There, and after yet another heavy congestion on the dreaded motorway, we enjoy the final, and utmost culinary delight of this visit – this being no faint praise, as Salò isn’t exactly wanting for agreeable places to have a bite at. But Osteria di Mezzo is simply the best among them. The family running the place are, plain and simple, the most warm-hearted hosts one can imagine, just as the chef nonchalantly delivers food that isn’t that far off Michelin-starred spheres. If creative, yet unpretentious cuisine happens to be up your alley, you simply need to go down that small alleyway to Osteria di Mezzo if you’re in the area – be it for the range of cheeses (which actually exceeds a fair few Michelin-starred restaurants both in terms of quality and quantity) or the surprisingly abstract apple dessert I couldn’t help but devour with the most basic of pleasures.
Regrettably, and not just because of that apple dessert, we have to pack the Jag for the homebound journey eventually. A visit to Alfa’s Museo Storico is on the cards and quickly disappears again, as we decide to have one last pizza by the lakeside before our departure instead. It doesn’t make leaving any easier, it must be said. So it’s filling up the Jag yet again, before we finally set off.

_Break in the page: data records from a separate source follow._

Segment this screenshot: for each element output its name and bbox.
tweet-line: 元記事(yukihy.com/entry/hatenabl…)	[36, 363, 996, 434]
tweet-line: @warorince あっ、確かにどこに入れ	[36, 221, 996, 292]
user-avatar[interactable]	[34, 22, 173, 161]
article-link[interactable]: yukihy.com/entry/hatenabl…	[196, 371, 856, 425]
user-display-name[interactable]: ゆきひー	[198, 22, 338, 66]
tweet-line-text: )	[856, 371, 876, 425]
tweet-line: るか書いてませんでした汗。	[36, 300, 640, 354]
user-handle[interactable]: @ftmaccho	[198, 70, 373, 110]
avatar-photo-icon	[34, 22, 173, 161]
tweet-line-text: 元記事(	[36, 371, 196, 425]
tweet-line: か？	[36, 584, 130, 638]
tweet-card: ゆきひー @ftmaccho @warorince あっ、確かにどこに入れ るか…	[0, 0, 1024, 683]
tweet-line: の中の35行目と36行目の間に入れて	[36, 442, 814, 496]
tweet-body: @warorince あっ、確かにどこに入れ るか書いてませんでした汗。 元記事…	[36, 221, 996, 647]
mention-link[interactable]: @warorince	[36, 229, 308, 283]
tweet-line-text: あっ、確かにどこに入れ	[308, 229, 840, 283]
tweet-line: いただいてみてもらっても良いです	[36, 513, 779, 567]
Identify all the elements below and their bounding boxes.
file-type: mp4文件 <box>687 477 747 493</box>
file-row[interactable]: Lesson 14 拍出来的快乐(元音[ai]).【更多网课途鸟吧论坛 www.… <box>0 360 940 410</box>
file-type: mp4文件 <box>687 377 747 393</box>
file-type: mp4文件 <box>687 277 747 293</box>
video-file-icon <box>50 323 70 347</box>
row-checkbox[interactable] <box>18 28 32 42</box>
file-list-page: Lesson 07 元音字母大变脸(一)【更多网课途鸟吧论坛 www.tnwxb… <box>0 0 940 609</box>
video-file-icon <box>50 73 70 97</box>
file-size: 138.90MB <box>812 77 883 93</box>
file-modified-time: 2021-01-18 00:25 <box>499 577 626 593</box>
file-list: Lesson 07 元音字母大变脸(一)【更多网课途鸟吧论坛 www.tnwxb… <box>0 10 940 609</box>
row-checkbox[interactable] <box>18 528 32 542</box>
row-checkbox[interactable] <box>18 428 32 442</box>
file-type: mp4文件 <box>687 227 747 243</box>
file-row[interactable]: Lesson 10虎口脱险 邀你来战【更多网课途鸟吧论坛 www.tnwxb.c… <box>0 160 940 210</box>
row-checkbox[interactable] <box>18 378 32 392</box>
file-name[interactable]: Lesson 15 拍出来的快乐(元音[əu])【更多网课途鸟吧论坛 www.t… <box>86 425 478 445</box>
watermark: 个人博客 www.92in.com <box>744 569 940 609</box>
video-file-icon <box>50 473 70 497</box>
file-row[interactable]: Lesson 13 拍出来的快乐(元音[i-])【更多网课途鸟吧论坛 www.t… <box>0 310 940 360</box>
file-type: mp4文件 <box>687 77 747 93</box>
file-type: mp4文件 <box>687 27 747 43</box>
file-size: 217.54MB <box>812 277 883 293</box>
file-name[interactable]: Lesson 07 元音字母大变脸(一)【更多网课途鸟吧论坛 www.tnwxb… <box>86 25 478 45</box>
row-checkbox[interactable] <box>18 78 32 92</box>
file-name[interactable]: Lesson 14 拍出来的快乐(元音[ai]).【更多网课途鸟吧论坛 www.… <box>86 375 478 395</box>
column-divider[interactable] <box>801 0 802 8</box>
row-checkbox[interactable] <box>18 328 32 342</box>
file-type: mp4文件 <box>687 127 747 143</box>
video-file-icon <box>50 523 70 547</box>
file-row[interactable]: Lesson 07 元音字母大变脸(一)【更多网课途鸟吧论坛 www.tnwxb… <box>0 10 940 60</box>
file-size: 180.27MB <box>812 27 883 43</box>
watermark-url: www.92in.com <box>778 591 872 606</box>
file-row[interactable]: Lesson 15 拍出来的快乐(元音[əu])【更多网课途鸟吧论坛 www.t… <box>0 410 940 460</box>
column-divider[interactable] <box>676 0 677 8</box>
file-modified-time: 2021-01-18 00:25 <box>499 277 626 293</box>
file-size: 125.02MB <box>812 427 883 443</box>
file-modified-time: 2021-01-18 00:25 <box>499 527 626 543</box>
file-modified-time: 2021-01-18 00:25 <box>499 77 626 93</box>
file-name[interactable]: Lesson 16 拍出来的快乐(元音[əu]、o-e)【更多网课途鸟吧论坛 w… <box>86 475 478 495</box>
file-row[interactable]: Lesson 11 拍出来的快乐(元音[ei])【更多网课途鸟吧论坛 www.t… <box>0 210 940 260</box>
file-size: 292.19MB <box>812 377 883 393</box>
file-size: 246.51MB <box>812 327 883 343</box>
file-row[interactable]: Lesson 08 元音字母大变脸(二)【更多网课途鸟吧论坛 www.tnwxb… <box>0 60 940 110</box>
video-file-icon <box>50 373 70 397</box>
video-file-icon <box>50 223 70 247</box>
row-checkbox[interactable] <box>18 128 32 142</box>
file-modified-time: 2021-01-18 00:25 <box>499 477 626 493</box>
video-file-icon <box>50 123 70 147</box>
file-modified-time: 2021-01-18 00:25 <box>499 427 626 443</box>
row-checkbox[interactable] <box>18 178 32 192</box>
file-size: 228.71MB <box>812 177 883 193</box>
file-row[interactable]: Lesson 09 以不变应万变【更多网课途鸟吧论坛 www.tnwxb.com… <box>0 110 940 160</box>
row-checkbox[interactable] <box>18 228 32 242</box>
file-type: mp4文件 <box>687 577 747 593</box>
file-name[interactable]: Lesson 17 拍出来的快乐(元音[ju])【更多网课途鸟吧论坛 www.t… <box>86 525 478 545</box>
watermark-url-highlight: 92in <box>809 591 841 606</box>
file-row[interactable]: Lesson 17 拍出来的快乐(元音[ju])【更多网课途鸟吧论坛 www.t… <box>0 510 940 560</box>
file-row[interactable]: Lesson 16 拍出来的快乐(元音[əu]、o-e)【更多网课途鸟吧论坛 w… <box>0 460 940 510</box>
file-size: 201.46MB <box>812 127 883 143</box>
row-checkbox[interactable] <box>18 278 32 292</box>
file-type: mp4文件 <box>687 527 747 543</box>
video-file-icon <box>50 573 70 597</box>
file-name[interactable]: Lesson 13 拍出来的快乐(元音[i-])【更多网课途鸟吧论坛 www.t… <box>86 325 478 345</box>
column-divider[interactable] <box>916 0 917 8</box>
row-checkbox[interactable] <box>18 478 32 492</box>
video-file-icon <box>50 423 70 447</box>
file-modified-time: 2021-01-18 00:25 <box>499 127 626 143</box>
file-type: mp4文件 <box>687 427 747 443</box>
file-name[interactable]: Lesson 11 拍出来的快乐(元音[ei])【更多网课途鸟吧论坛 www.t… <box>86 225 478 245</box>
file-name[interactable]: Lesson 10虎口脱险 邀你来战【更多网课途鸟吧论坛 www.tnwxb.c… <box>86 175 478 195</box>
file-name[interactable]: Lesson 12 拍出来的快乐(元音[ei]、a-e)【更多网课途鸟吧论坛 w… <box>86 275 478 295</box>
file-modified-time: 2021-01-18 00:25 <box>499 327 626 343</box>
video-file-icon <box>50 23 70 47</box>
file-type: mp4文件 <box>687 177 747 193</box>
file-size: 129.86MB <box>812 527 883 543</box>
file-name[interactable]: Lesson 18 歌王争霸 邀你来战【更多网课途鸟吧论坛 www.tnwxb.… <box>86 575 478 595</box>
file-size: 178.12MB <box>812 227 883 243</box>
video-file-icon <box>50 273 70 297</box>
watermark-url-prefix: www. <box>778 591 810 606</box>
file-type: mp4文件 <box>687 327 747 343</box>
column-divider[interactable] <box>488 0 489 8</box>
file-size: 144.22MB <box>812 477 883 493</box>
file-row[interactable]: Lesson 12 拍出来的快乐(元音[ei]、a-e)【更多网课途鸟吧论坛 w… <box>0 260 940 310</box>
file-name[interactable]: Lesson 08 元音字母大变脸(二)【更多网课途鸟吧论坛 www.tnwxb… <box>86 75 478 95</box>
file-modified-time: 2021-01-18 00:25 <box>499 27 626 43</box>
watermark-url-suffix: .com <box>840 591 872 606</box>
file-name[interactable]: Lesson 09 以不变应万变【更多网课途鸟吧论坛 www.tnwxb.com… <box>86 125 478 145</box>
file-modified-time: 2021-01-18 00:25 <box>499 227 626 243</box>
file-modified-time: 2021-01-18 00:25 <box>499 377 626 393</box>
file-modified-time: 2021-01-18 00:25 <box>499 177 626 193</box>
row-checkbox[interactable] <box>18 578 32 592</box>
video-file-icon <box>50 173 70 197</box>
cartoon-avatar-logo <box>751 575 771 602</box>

The drive heading North is naturally not as cheerful as the outbound trip, but similarly comfortable, which is some consolation. This car obviously likes Switzerland, that’s for certain. Maybe that’s due to its additional cavity sealing, which it shares with the XJs imported here through Emil Frey. Or maybe not.
The one little glitch that has made itself apparent during this journey is that the air conditioning begins sending warm to hot air through the lower vents by the drive shaft after a few hours of operation, just as the centre console begins to heat up noticeably. The effect of this is more peculiar than dramatic, as the upper vents keep on blowing cool air into the cabin, but strange it remains nonetheless.
Yet I’d consider this a minor niggle among the bigger scheme of things. After all, this 25-year-old car has transported the two of us – as well as a Great Dane for certain stretches – some 3000 kilometres, purring away for hours on end.
Bringing this particular car to the country of La Bella Figura had been a dream of mine for years. And it has not been a disappointment.
We at Driven To Write don’t do advertorials and pay for board and lodging ourselves. Really.